A inteligência artificial nos vence no xadrez, mas não na memória

A estratégia do cérebro para armazenar memórias pode levar a memórias imperfeitas, mas, por sua vez, permite que ele armazene mais memórias e com menos complicações do que a IA. Crédito: Shahab Mohsenin

Nas últimas décadas, a inteligência artificial tem se mostrado muito boa em atingir objetivos excepcionais em diversos campos. O xadrez é um deles: em 1996, pela primeira vez, o computador Deep Blue derrotou um jogador humano, o campeão de xadrez Garry Kasparov. Uma nova pesquisa mostra agora que a estratégia do cérebro para armazenar memórias pode levar a memórias imperfeitas, mas, por sua vez, permite armazenar mais memórias e com menos complicações do que a IA. O novo estudo, realizado por cientistas da SISSA em colaboração com o Instituto Kavli de Neurociência de Sistemas e Centro de Computação Neural, Trondheim, Noruega, acaba de ser publicado na Physical Review Letters.

As redes neurais, reais ou artificiais, aprendem ajustando as conexões entre os neurônios.

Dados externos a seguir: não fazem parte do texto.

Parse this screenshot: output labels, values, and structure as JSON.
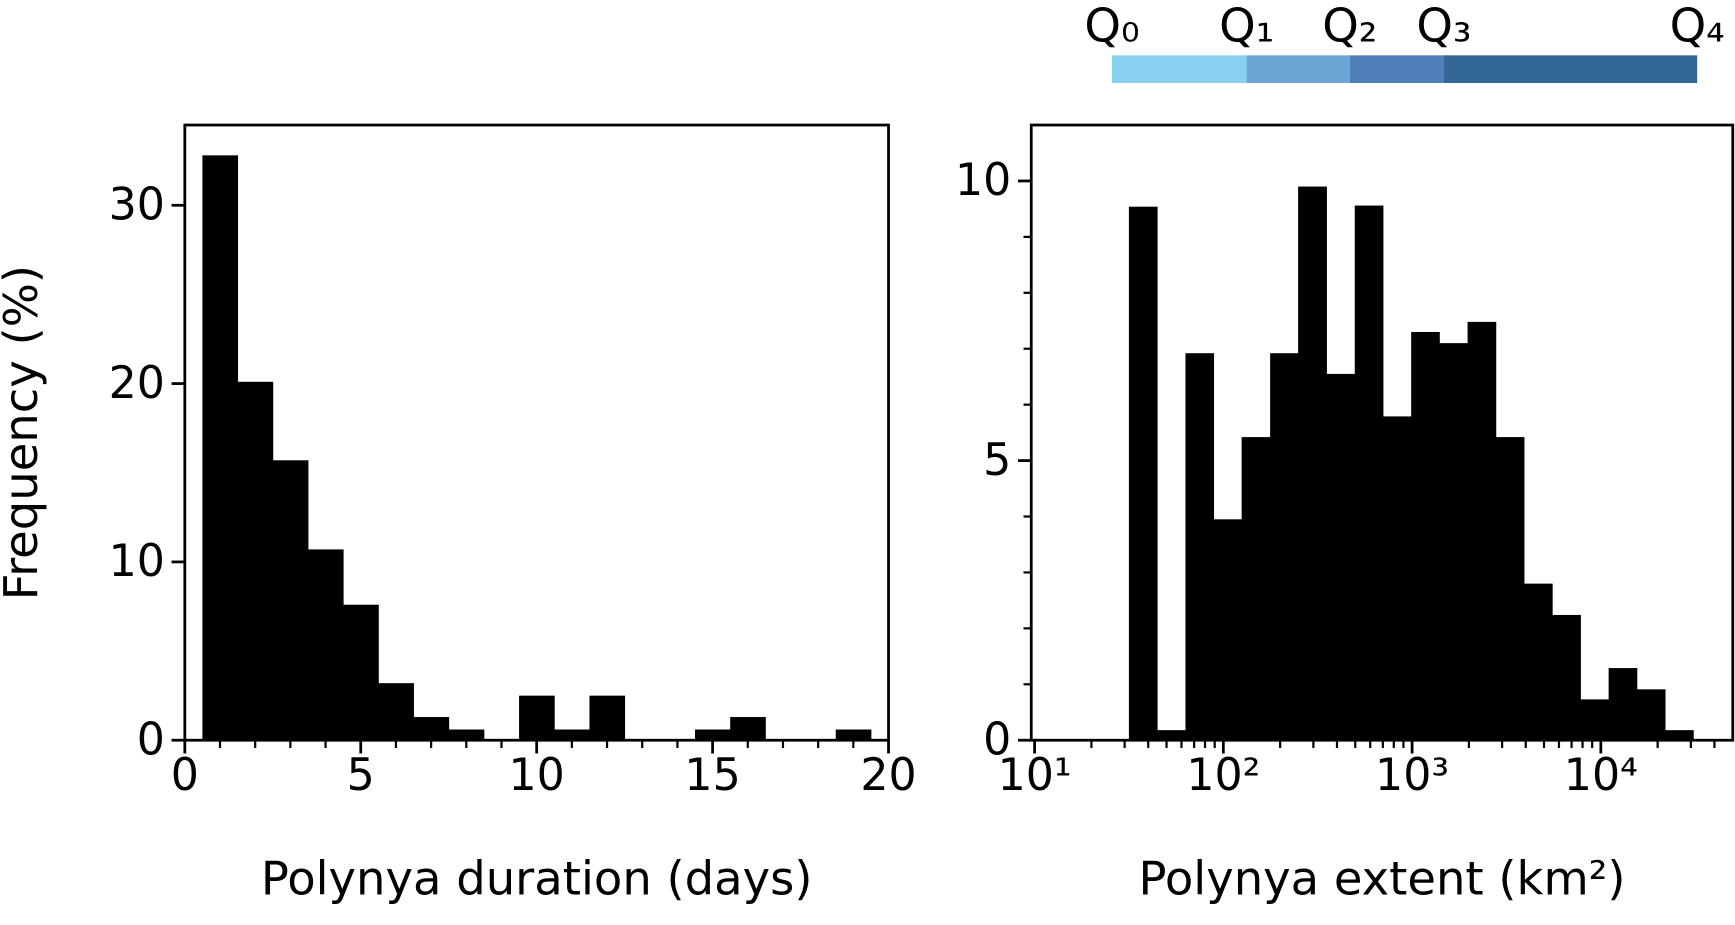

Tornando-os mais fortes ou mais fracos, alguns neurônios tornam-se mais ativos, outros menos, até que surja um padrão de atividade. Esse padrão é o que chamamos de ‘uma memória’. A estratégia de IA é usar algoritmos longos complexos, que ajustam e otimizam iterativamente as conexões. O cérebro faz isso de maneira muito mais simples: cada conexão entre os neurônios muda apenas com base em quão ativos os dois neurônios estão ao mesmo tempo. Quando comparado ao algoritmo de IA, há muito se pensava que ele permitia o armazenamento de menos memórias. Mas, em termos de capacidade de memória e recuperação, essa sabedoria é amplamente baseada na análise de redes, assumindo uma simplificação fundamental: que os neurônios podem ser considerados unidades binárias.

A nova pesquisa, no entanto, mostra o contrário: o menor número de memórias armazenadas usando a estratégia do cérebro depende dessa suposição irreal. Quando a estratégia simples usada pelo cérebro para alterar as conexões é combinada com modelos biologicamente plausíveis para a resposta de um único neurônio, essa estratégia funciona tão bem ou até melhor do que os algoritmos de IA. Como pode ser esse o caso? Paradoxalmente, a resposta está na introdução de erros: quando uma memória é efetivamente recuperada, ela pode ser idêntica à entrada original a ser memorizada ou correlacionada a ela. A estratégia do cérebro leva à recuperação de memórias que não são idênticas à entrada original, silenciando a atividade dos neurônios que estão apenas pouco ativos em cada padrão. Esses neurônios silenciados, de fato, não desempenham um papel crucial na distinção entre as diferentes memórias armazenadas em uma mesma rede. Ao ignorá-los, os recursos neurais podem ser focados nos neurônios que importam em uma entrada a ser memorizada e permitem uma capacidade maior.

No geral, esta pesquisa destaca como procedimentos de aprendizagem auto-organizados biologicamente plausíveis podem ser tão eficientes quanto algoritmos de treinamento lentos e neuralmente implausíveis.